Simply stated, nullification is the principle that each state retains the right to nullify, or invalidate, any federal law that a state deems unconstitutional. Nullification is founded on the assertion that the sovereign states formed the union, and as creators of the compact, they hold ultimate authority as to the limits of the power of the central government to enact laws that are applicable to the states and the citizens thereof.
As explained above, Senator Weiler’s resolution is non-binding and is therefore not strictly a nullification of the NDAA. It is, nonetheless, a worthwhile and praiseworthy reminder to the Congress and the President that the states are aware of these federal usurpations and will not idly permit their sovereignty as states to be eviscerated without opposition.
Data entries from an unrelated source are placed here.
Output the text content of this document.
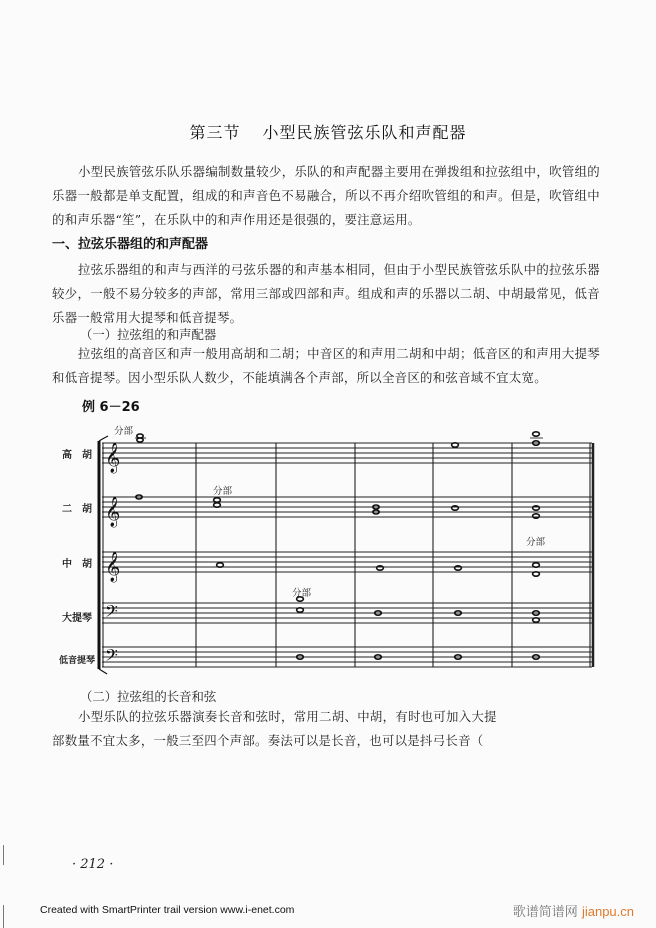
第三节 小型民族管弦乐队和声配器

小型民族管弦乐队乐器编制数量较少，乐队的和声配器主要用在弹拨组和拉弦组中，吹管组的乐器一般都是单支配置，组成的和声音色不易融合，所以不再介绍吹管组的和声。但是，吹管组中的和声乐器“笙”，在乐队中的和声作用还是很强的，要注意运用。

一、拉弦乐器组的和声配器

拉弦乐器组的和声与西洋的弓弦乐器的和声基本相同，但由于小型民族管弦乐队中的拉弦乐器较少，一般不易分较多的声部，常用三部或四部和声。组成和声的乐器以二胡、中胡最常见，低音乐器一般常用大提琴和低音提琴。

（一）拉弦组的和声配器

拉弦组的高音区和声一般用高胡和二胡；中音区的和声用二胡和中胡；低音区的和声用大提琴和低音提琴。因小型乐队人数少，不能填满各个声部，所以全音区的和弦音域不宜太宽。

例 6－26
高　胡
二　胡
中　胡
大提琴
低音提琴
分部
分部
分部
分部
𝄞
𝄞
𝄞
𝄢
𝄢
（二）拉弦组的长音和弦
小型乐队的拉弦乐器演奏长音和弦时，常用二胡、中胡，有时也可加入大提
部数量不宜太多，一般三至四个声部。奏法可以是长音，也可以是抖弓长音（
· 212 ·
Created with SmartPrinter trail version www.i-enet.com	歌谱简谱网 jianpu.cn
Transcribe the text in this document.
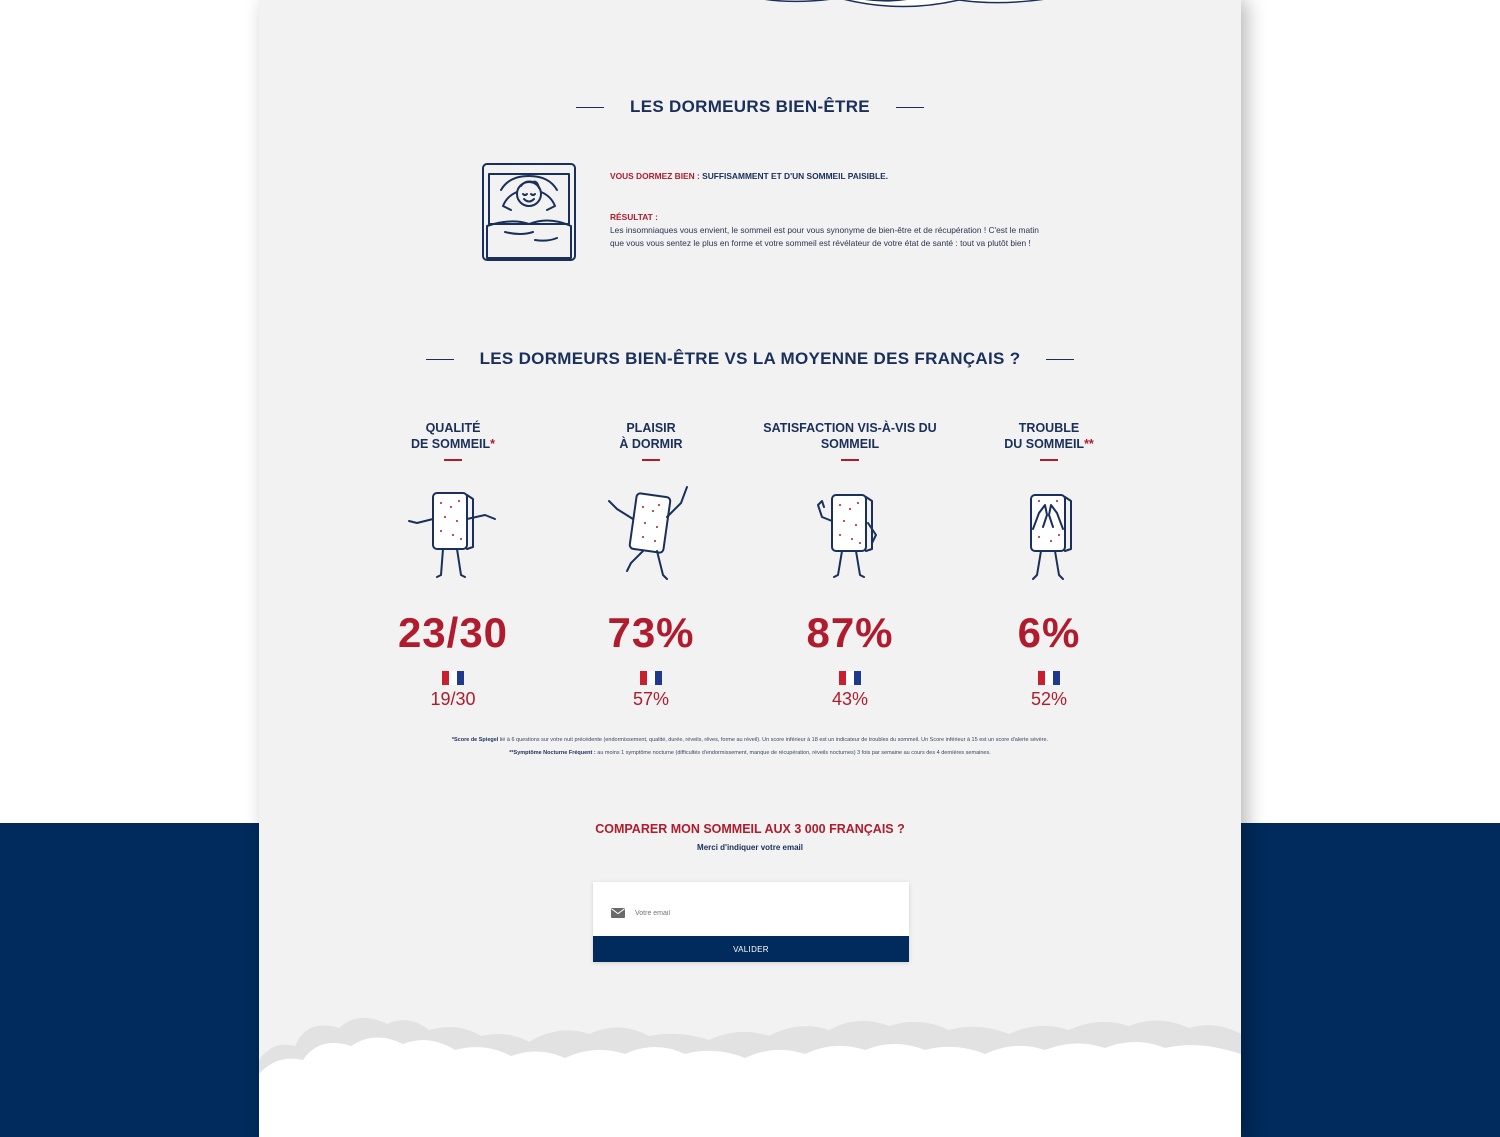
LES DORMEURS BIEN-ÊTRE

VOUS DORMEZ BIEN : SUFFISAMMENT ET D'UN SOMMEIL PAISIBLE.

RÉSULTAT :

Les insomniaques vous envient, le sommeil est pour vous synonyme de bien-être et de récupération ! C'est le matin

que vous vous sentez le plus en forme et votre sommeil est révélateur de votre état de santé : tout va plutôt bien !

LES DORMEURS BIEN-ÊTRE VS LA MOYENNE DES FRANÇAIS ?
QUALITÉ
DE SOMMEIL*
23/30
19/30
PLAISIR
À DORMIR
73%
57%
SATISFACTION VIS-À-VIS DU
SOMMEIL
87%
43%
TROUBLE
DU SOMMEIL**
6%
52%
*Score de Spiegel lié à 6 questions sur votre nuit précédente (endormissement, qualité, durée, réveils, rêves, forme au réveil). Un score inférieur à 18 est un indicateur de troubles du sommeil. Un Score inférieur à 15 est un score d'alerte sévère.
**Symptôme Nocturne Fréquent : au moins 1 symptôme nocturne (difficultés d'endormissement, manque de récupération, réveils nocturnes) 3 fois par semaine au cours des 4 dernières semaines.
COMPARER MON SOMMEIL AUX 3 000 FRANÇAIS ?
Merci d'indiquer votre email
Votre email
VALIDER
As for the NDAA, on December 31, 2011, with the President's signing of that law, the writ of habeas corpus — a civil right so fundamental to Anglo-American common law history that it predates the Magna Carta — is voidable upon the command of the President of the United States. (A writ of habeas corpus is a judicial mandate requiring that prisoners be brought before a judge or into court to determine whether the government has the right to continue detaining them.) The Sixth Amendment right to counsel is also revocable at the President's will.
So many of the absolute powers provided to the President in the over-500-page NDAA are an affront to liberty. For example, Section 1021 unlawfully places the American military at the disposal of the President for the apprehension, arrest, and detention of those suspected of posing a danger to the "homeland" — without their being informed of any criminal charges, without a trial on the merits of those charges, and without a scintilla of the due process safeguards protected by the Constitution of the United States. In the language of this legislation, these people are called "covered persons."
Regardless of promises to the contrary, the language of the NDAA places every citizen of the United States within the universe of potential “covered persons.” Any American could one day find himself or herself branded a “belligerent” and thus subject to the complete confiscation of his or her constitutional civil liberties and nearly never-ending incarceration in a military prison.
As has been chronicled by The New American, Utah is the ninth state to consider some type of legislation calling upon to Congress to repeal the constitutionally offensive provisions of the NDAA that provide for the arrest, interrogation, and indefinite detention of American citizens.
According to Senator Weiler, Governor Gary Herbert has signaled his intent to sign SCR 11, adding his name to the names of Utah’s legislators in openly expressing their defiance of the dictatorial decrees of the unfettered federal government.